MathArena

Evaluating LLMs on uncontaminated math competitions — from AIME and Putnam to IMO and USAMO — with proof-writing assessment and real-time contamination-free evaluation

Author

Vectoring AI

Keywords

MathArena, math benchmark, LLM evaluation, math olympiad, AIME, IMO, USAMO, Putnam, proof-writing, contamination-free, mathematical reasoning, ETH Zurich, INSAIT, NeurIPS 2025

MathArena LLM evaluation on competition math: AIME, Putnam, IMO

Introduction

Mathematical benchmarks like AIME 2024 have become standard tests for frontier LLMs — but many of these problems are widely available online, making it impossible to tell whether a model is genuinely reasoning or simply memorizing solutions. Worse, most math benchmarks only check final numerical answers, completely ignoring whether the model can write a rigorous proof.

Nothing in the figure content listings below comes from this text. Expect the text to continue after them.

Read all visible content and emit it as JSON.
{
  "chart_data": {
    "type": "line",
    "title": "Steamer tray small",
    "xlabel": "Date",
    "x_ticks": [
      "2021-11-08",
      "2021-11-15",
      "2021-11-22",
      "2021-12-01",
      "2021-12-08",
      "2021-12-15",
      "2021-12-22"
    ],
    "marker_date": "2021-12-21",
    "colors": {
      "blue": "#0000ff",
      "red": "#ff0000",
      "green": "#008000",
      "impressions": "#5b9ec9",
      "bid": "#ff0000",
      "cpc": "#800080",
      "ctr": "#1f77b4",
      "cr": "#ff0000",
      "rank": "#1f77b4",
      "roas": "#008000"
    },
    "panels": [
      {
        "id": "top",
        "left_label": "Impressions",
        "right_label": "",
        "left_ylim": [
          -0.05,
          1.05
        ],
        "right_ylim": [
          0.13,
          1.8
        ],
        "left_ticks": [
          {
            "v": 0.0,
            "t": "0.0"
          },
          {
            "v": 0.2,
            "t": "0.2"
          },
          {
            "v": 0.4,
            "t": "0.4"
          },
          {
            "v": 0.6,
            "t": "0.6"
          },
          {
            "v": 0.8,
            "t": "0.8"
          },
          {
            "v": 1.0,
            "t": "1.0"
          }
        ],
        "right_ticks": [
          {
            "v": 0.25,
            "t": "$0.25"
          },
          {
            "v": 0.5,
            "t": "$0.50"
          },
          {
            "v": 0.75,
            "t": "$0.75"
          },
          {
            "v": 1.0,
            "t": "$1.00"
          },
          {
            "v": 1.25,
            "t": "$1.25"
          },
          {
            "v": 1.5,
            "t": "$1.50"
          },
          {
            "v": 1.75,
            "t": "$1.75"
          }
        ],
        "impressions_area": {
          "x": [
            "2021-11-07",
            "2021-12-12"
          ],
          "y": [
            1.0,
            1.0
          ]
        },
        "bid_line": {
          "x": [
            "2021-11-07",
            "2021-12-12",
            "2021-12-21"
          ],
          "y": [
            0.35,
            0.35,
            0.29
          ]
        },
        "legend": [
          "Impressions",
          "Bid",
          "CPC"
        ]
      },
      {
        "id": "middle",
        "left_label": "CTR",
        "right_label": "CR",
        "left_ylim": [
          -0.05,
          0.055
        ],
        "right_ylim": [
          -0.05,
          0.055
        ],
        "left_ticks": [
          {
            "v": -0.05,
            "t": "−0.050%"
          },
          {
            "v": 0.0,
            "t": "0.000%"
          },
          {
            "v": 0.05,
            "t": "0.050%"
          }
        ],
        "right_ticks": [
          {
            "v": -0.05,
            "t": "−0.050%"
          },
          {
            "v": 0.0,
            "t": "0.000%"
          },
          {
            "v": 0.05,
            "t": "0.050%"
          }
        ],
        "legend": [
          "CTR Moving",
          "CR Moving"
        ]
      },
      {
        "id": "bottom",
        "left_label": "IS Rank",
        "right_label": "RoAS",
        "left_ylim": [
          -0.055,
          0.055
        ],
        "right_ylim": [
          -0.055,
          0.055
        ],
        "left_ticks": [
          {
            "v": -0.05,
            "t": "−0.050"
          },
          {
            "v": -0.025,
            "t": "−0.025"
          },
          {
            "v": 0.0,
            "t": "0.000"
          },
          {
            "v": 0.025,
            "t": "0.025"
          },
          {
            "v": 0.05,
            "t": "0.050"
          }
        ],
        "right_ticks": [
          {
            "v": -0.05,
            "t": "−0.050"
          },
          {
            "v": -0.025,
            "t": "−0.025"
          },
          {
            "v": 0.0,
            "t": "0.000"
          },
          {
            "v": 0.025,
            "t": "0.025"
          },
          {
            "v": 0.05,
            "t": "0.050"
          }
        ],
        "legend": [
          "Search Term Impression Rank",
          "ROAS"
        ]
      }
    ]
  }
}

MathArena solves both problems. Built by SRI Lab at ETH Zurich and INSAIT, it evaluates LLMs on the latest math competitions and olympiads — problems released so recently that models could not have seen them during training. It is also the first benchmark to evaluate proof-writing capabilities of LLMs on competition mathematics.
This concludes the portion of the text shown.